I hated to admit whenever Kesha was right, but she was right on point this time. Dave kept calling and I finally answered once I got home. He asked to come over that night. I decided not to mention the phone call at that moment and told him it was ok to come over because I wanted to talk to him. I would confront him then. As usual, he called me once he arrived in the lobby of my apartment building because he needed me to left him upstairs. I thought of screaming at him or spitting in his face as soon as I saw him, but I kept my cool. He was standing there with a dumb smile on his face, but he was looking good as ever in his butter-soft camel colored leather jacket, blue jeans and Kenneth Cole loafers. The scent of his Jean Paul Gotie cologne wafted through the lobby, reminding me of how much I loved his scent. He threw his arms around me in a big hug, but I just stood there with a frown on my face. “Hey,” I finally replied dryly.

“What’s up with you?” he asked, staring at me strangely with his brown, bedroom eyes. I guess he was used to seeing the happy smiling me that couldn’t wait for him to lay the pipe, but not this time.

“I’m fine,” I snapped, rolling my neck in one smoothly choreographed motion.

He stepped back, extending his hands so I could hold them. “I really missed you. How was your trip?” he asked, flashing his bright white smile.

I forced a smile. “My trip was very…interesting, especially Friday night.”

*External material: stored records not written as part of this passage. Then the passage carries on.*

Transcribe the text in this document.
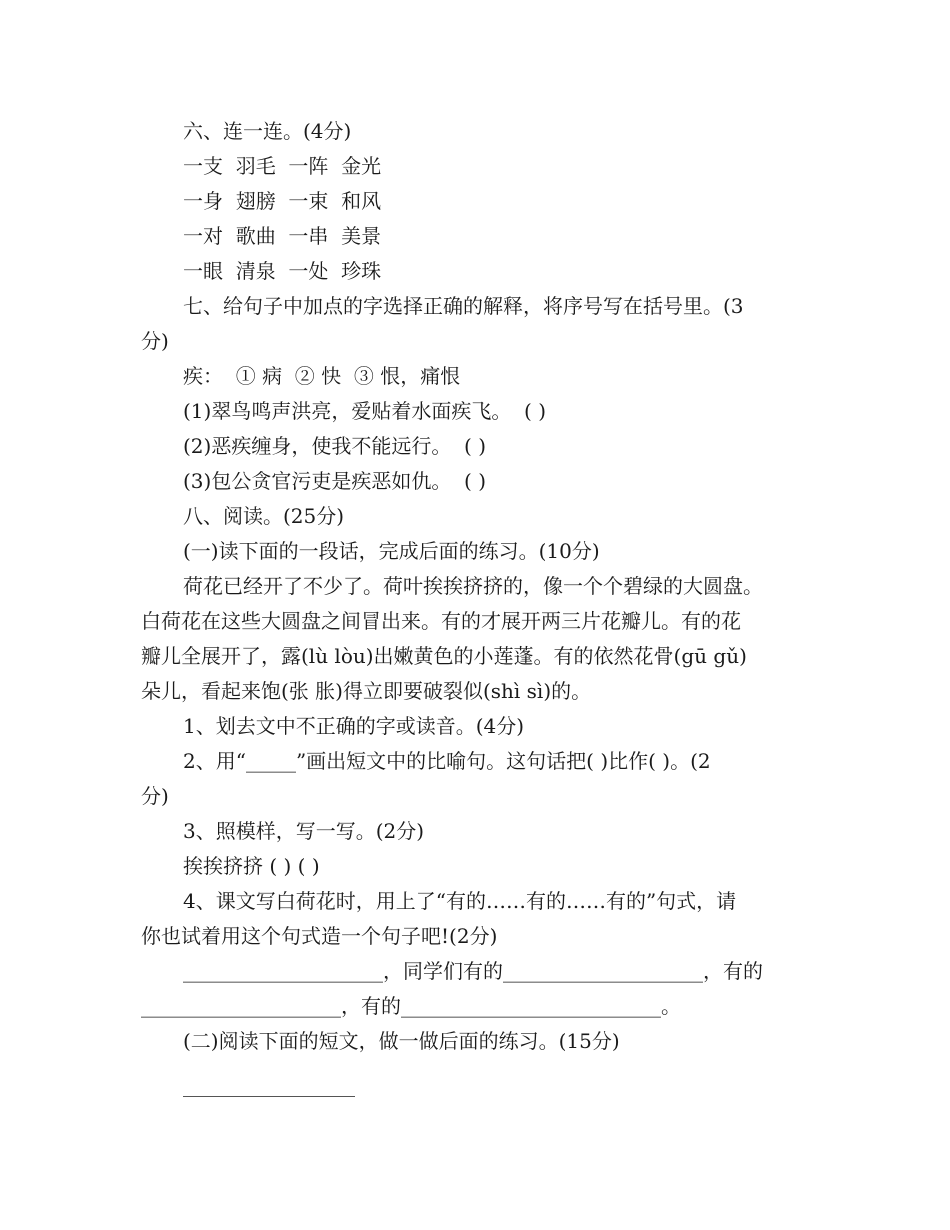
六、连一连。(4分)
一支  羽毛  一阵  金光
一身  翅膀  一束  和风
一对  歌曲  一串  美景
一眼  清泉  一处  珍珠
七、给句子中加点的字选择正确的解释，将序号写在括号里。(3
分)
疾：  ① 病  ② 快  ③ 恨，痛恨
(1)翠鸟鸣声洪亮，爱贴着水面疾飞。  ( )
(2)恶疾缠身，使我不能远行。  ( )
(3)包公贪官污吏是疾恶如仇。  ( )
八、阅读。(25分)
(一)读下面的一段话，完成后面的练习。(10分)
荷花已经开了不少了。荷叶挨挨挤挤的，像一个个碧绿的大圆盘。
白荷花在这些大圆盘之间冒出来。有的才展开两三片花瓣儿。有的花
瓣儿全展开了，露(lù lòu)出嫩黄色的小莲蓬。有的依然花骨(gū gǔ)
朵儿，看起来饱(张 胀)得立即要破裂似(shì sì)的。
1、划去文中不正确的字或读音。(4分)
2、用“_____”画出短文中的比喻句。这句话把( )比作( )。(2
分)
3、照模样，写一写。(2分)
挨挨挤挤 ( ) ( )
4、课文写白荷花时，用上了“有的……有的……有的”句式，请
你也试着用这个句式造一个句子吧!(2分)
____________________，同学们有的____________________，有的
____________________，有的__________________________。
(二)阅读下面的短文，做一做后面的练习。(15分)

Other tenants and their guests had gathered in the lobby, drowning out our voices, so Dave and I headed up to my place.

Dave took off his leather jacket and lay across my bed which also served as my couch since I only had a small efficiency at the time. He folded his arms behind his head after motioning for me to sit next to him on my bed.

Kicking off his loafers, he asked, “So, what happened on Friday that was so interesting?”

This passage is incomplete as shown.